Snowtography relies on time-lapse photography of painted sticks to determine snow depth. If the site is accessible during winter, the user can collect and weigh snow to reveal the SWE, or snow water equivalent. “Powder” snow may contain as little as 3% water, while heavy or packed snow may contain as much as 40% water.
The science is not new. Snow depth is regularly checked in the Sierra mountains via airplane and lasers, called LiDAR (though infrequent due to the expense). USDA’s Natural Resources Conservation Service (NRCS) has run the Snow Telemetry (SNOTEL) network since the 1980s. SNOTEL contains over 900 stations making hourly measurements of precipitation, snow depth and SWE across the West and Alaska. It’s the most widely used tool, come Spring, for predicting the amount and timing of snowmelt into aquifers, rivers and reservoirs, according to Biederman. But the SNOTEL data is only half of the picture.
“A key limitation of (SNOTEL) stations is that they are deployed in level clearings, not in forests,” said Biederman. SNOTELS don’t capture the effects of trees.

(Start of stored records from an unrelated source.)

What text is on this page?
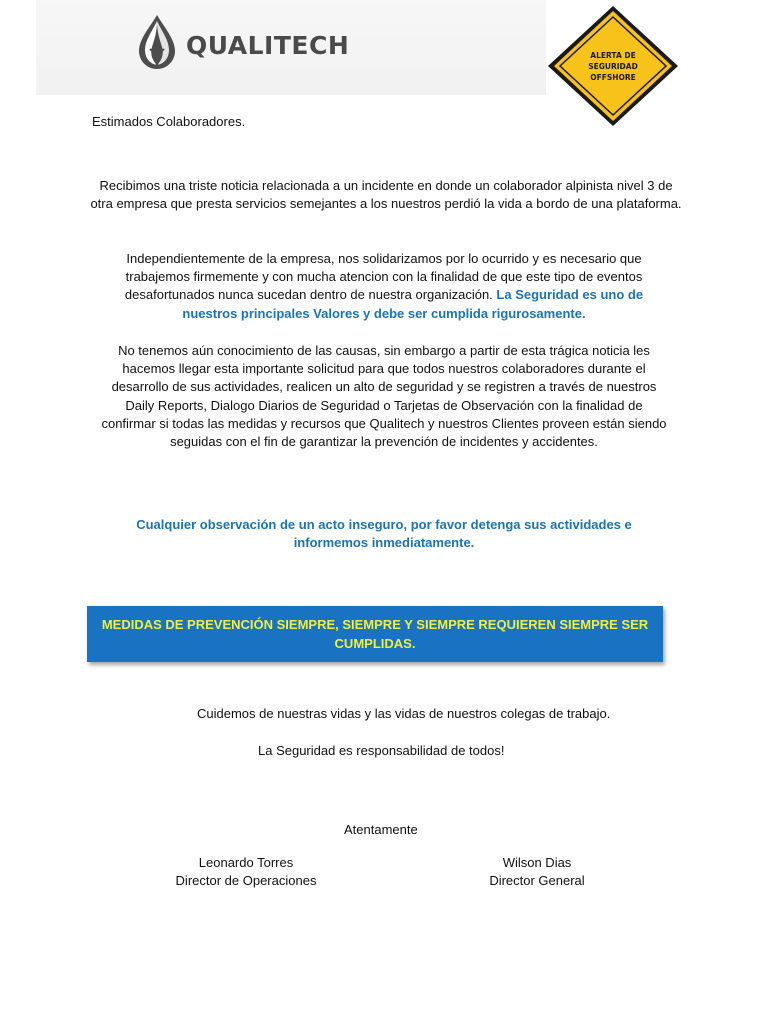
QUALITECH	ALERTA DE
SEGURIDAD
OFFSHORE
Estimados Colaboradores.
Recibimos una triste noticia relacionada a un incidente en donde un colaborador alpinista nivel 3 de otra empresa que presta servicios semejantes a los nuestros perdió la vida a bordo de una plataforma.
Independientemente de la empresa, nos solidarizamos por lo ocurrido y es necesario que trabajemos firmemente y con mucha atencion con la finalidad de que este tipo de eventos desafortunados nunca sucedan dentro de nuestra organización. La Seguridad es uno de nuestros principales Valores y debe ser cumplida rigurosamente.
No tenemos aún conocimiento de las causas, sin embargo a partir de esta trágica noticia les hacemos llegar esta importante solicitud para que todos nuestros colaboradores durante el desarrollo de sus actividades, realicen un alto de seguridad y se registren a través de nuestros Daily Reports, Dialogo Diarios de Seguridad o Tarjetas de Observación con la finalidad de confirmar si todas las medidas y recursos que Qualitech y nuestros Clientes proveen están siendo seguidas con el fin de garantizar la prevención de incidentes y accidentes.
Cualquier observación de un acto inseguro, por favor detenga sus actividades e informemos inmediatamente.
MEDIDAS DE PREVENCIÓN SIEMPRE, SIEMPRE Y SIEMPRE REQUIEREN SIEMPRE SER CUMPLIDAS.
Cuidemos de nuestras vidas y las vidas de nuestros colegas de trabajo.
La Seguridad es responsabilidad de todos!
Atentamente
Leonardo Torres
Director de Operaciones
Wilson Dias
Director General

In practice, snow accumulation and loss (due to evaporation, wind or melt) is heavily influenced by vegetation and complex topography.
Combining information from SNOTEL with snowtography stations in forested areas will provide a better overall picture for western stakeholders as well as individual station owners. “Both methods are extremely valuable and complementary,” said Biederman. “But snowtography fills an existing gap in our understanding of how vegetation affects snow water resources.”
The snowtography stations can provide data on changing landscapes, according to Biederman. Recent wildfires are a perfect example. He said, “What are the impacts of fires that have occurred? We’re also getting a handle on how forest thinning to reduce wildfire risk affects snowpack. We’re learning how these vegetation changes impact the amount and timing of downstream water resources,” said Biederman. “If snow melts too early, that impacts reservoir operations and irrigation deliveries later in the summer. This new information will help us plan and prioritize our limited resources to get ahead of snowmelt.”